In the first of 10 tips inspired by our Future of Work report Mapping the Digital Future, we look at starting from the top.
To succeed in the Future of Work, CEOs and senior executives must understand digital to be fit to lead. Without executive support and understanding for transformative ideas, any successful growth is likely to be hampered.
According to Gi Fernando, Founder of Freeformers, “Our experience has taught us that digital transformation must begin at the top.
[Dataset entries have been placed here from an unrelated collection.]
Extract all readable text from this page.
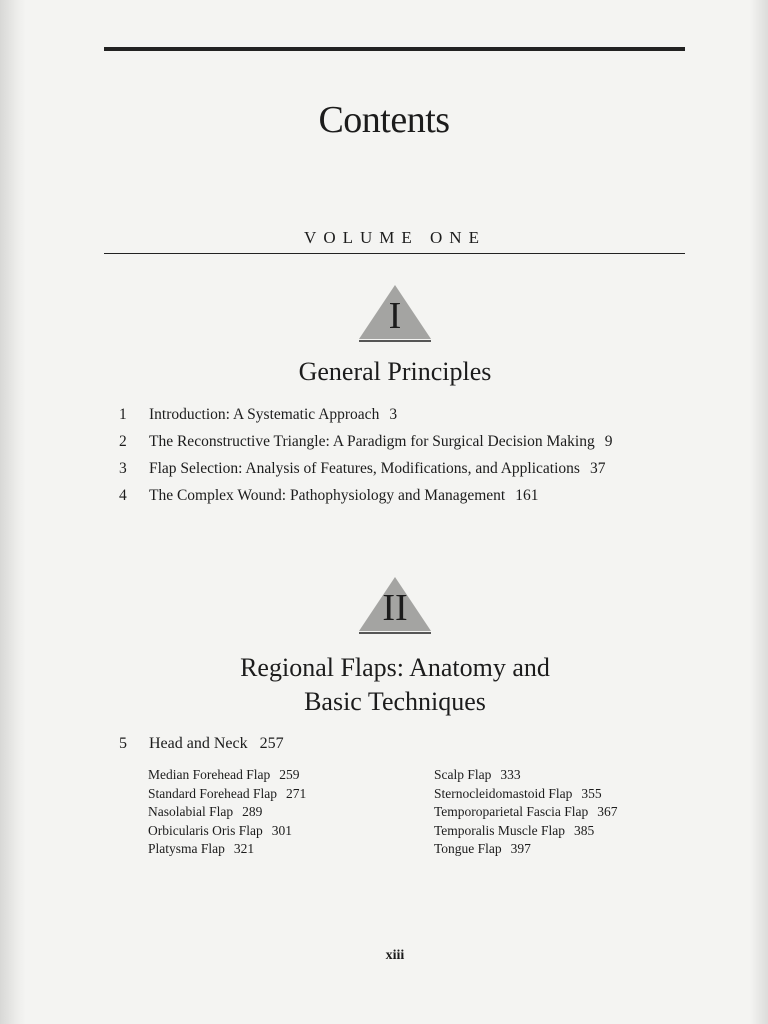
Contents
VOLUME ONE
I
General Principles
1 Introduction: A Systematic Approach 3
2 The Reconstructive Triangle: A Paradigm for Surgical Decision Making 9
3 Flap Selection: Analysis of Features, Modifications, and Applications 37
4 The Complex Wound: Pathophysiology and Management 161
II
Regional Flaps: Anatomy and
Basic Techniques
5 Head and Neck 257
Median Forehead Flap 259
Standard Forehead Flap 271
Nasolabial Flap 289
Orbicularis Oris Flap 301
Platysma Flap 321
Scalp Flap 333
Sternocleidomastoid Flap 355
Temporoparietal Fascia Flap 367
Temporalis Muscle Flap 385
Tongue Flap 397
xiii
This will filter through the business, encouraging people to seek new ways of working, build on best practice and leave them feeling supported by the organisation around them.”
He explains one of the most effective methods for a company to change fast is to adopt a more curious mindset, a resilient attitude and a way of working that encourages innovation and the sharing of ideas — but says the C-Suite must first lead by example.
Jeff Weiner, CEO of LinkedIn, achieved a 100% approval rating from his employees in 2014, thanks to his top-down approach. “Top rated CEOs are commonly seen as relatable, accessible and transparent,” says Robert Hohman, Glassdoor CEO and co-founder.
Another proactive employer was Marissa Meyer, during her time as CEO of Yahoo!, who spoke to her entire employee base every Friday afternoon, according to Forbes, to discuss “The state of the business and company.” Comments from her employees were actively encouraged and brought into the boardroom so everyone knew they were being heard.
This is a sentiment echoed by Alain Dehaze, CEO of The Adecco Group. Writing for The World Economic Forum, he states that tomorrow’s workforce will see CEOs and employers “Fostering inter-cultural environments and an atmosphere of exchange, so all can benefit.”
In the latest Freeformers Mapping the Digital Future report, Ashok Vaswani, Chief Executive of Barclays UK, agrees. He says: “It’s a company’s leadership that has to take it on. Leaders have to live it themselves in the first instance.
“Barclays has worked hard to prepare our people for the digital world. Not just the frontline staff, whose day-to-day tasks have changed massively, but across the board. There’s no one who can avoid it.”